• I’tikaq (Kepercayaan) Pada Masa Hidup Nabi Muhammad SAW


    Pada masa Nabi Muhammad saw. masih hidup semuanya mudah dan gampang, karena segala sesuatu dapat ditanyakan kepada beliau.

    Sahabat-sahabat Nabi berkumpul di hadapan Nabi untuk mendengarkan Wahyu Ilahi yang turun sewaktu-waktu. Ada diantara mereka yang menuliskan wahyu itu dan ada yang menghafal saja di luar kepala.

    Allah subhana wa ta’ala berfirman ;

    وَإِلَٰهُكُمْ إِلَٰهٌ وَٰحِدٌ ۖ لَّآ إِلَٰهَ إِلَّا هُوَ ٱلرَّحْمَٰنُ ٱلرَّحِيمُ

    Artinya : “Dan Tuhan kamu adalah Tuhan Yang Esa, tiada Tuhan selain Dia, yang Pengasih dan Penyayang” (Q.S Al-Baqarah : 163)

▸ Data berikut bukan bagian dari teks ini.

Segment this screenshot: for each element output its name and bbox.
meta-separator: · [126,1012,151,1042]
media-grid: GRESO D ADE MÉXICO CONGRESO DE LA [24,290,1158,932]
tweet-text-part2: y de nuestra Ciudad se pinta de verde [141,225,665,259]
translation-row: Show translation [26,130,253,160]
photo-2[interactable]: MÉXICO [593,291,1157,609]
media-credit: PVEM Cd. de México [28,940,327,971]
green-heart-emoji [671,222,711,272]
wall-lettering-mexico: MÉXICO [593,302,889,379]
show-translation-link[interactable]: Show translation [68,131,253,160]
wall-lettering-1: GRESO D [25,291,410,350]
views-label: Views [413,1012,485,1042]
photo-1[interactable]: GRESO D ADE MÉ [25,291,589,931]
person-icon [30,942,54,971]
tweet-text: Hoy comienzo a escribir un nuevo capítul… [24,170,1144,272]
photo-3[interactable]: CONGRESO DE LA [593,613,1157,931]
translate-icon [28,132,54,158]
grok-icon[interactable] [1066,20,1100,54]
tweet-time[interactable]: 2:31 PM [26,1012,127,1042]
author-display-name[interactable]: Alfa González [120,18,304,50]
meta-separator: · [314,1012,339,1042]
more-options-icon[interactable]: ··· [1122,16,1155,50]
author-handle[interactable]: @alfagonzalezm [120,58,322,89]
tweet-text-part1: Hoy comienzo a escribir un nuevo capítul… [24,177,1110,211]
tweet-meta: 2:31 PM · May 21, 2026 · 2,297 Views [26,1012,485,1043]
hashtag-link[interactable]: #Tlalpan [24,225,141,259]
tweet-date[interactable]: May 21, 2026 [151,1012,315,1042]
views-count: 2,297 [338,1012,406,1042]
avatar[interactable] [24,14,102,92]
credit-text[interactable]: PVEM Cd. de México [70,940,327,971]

    Para sahabat Nabi karena mereka orang ‘Arab, sedang Quran (wahyu Ilahi) dalam Bahasa Arab pula, maka dapat menangkap isi dan arti yang hakiki dari ayat-ayat Quran itu sehingga mereka yakin bahwa Tuhan Esa, sifatnya Pengasih dan Penyayang. Mereka tidak tanya lagi.

    Kemudian turun lagi ayat suci ;

    قُلْ هُوَ اللَّهُ أَحَدٌ (١)اللَّهُ الصَّمَدُ (٢)لَمْ يَلِدْ وَلَمْ يُولَدْ (٣)وَلَمْ يَكُنْ لَهُ كُفُوًا أَحَدٌ (٤)

    Artinya : “ Katakanlah (hai Muhammad); Tuhan tunggal, Tuhan tempat meminta, Ia tidak mempunyai anak, dan tidak seorang pun yang menyerupai-Nya” (Q.S Al-Ikhlas : 1-4)

    Para sahabat Nabi mendengar dan membaca ayat ini lantas yakin seyakin-yakinnya, bahwa Tuhan Namanya Allah, Ia Tunggal (Esa) bukan dua bukan tiga. Ia bukan bapak, Ia bukan anak seseorang, sebagai tanggapan orang Nashara kepada tuhan mereka, dan tidak ada seorang pun yang menyerupai-Nya.

    Dan Allah menurunkan ayat ;

    كُلُّ مَنْ عَلَيْهَا فَانٍ (٢٦) وَيَبْقَى وَجْهُ رَبِّكَ ذُو الْجَلالِ وَالإكْرَامِ (٢٧)

    Artinya : “Sekalian yang ada akan lenyap, yang kekal hanya Zat Tuhanmu, yang mempunyai kebesaran dan kemuliaan” (Q.S Ar-Rahman : 26-27)

    Yakinlah sahabat-sahabat Nabi bahwa semuanya akan lenyap dan yang kekal hanya Allah yang mempunyai kebesaran dan kemuliaan.

    Walaupun dalam ayat ini dikatakan “وجه” yang berarti “muka”, tetapi para sahabat tidak repot soal itu, karena mereka tahu bahwa yang dimaksud dengan “وجه” dalam ayat ini ialah Zat-Nya, sesuai dengan sastra Arab di mana biasa dipakai perkataan yang menunjukkan juzu’ tetapi yang dimaksud adalah kul nya, yakni keseluruhan.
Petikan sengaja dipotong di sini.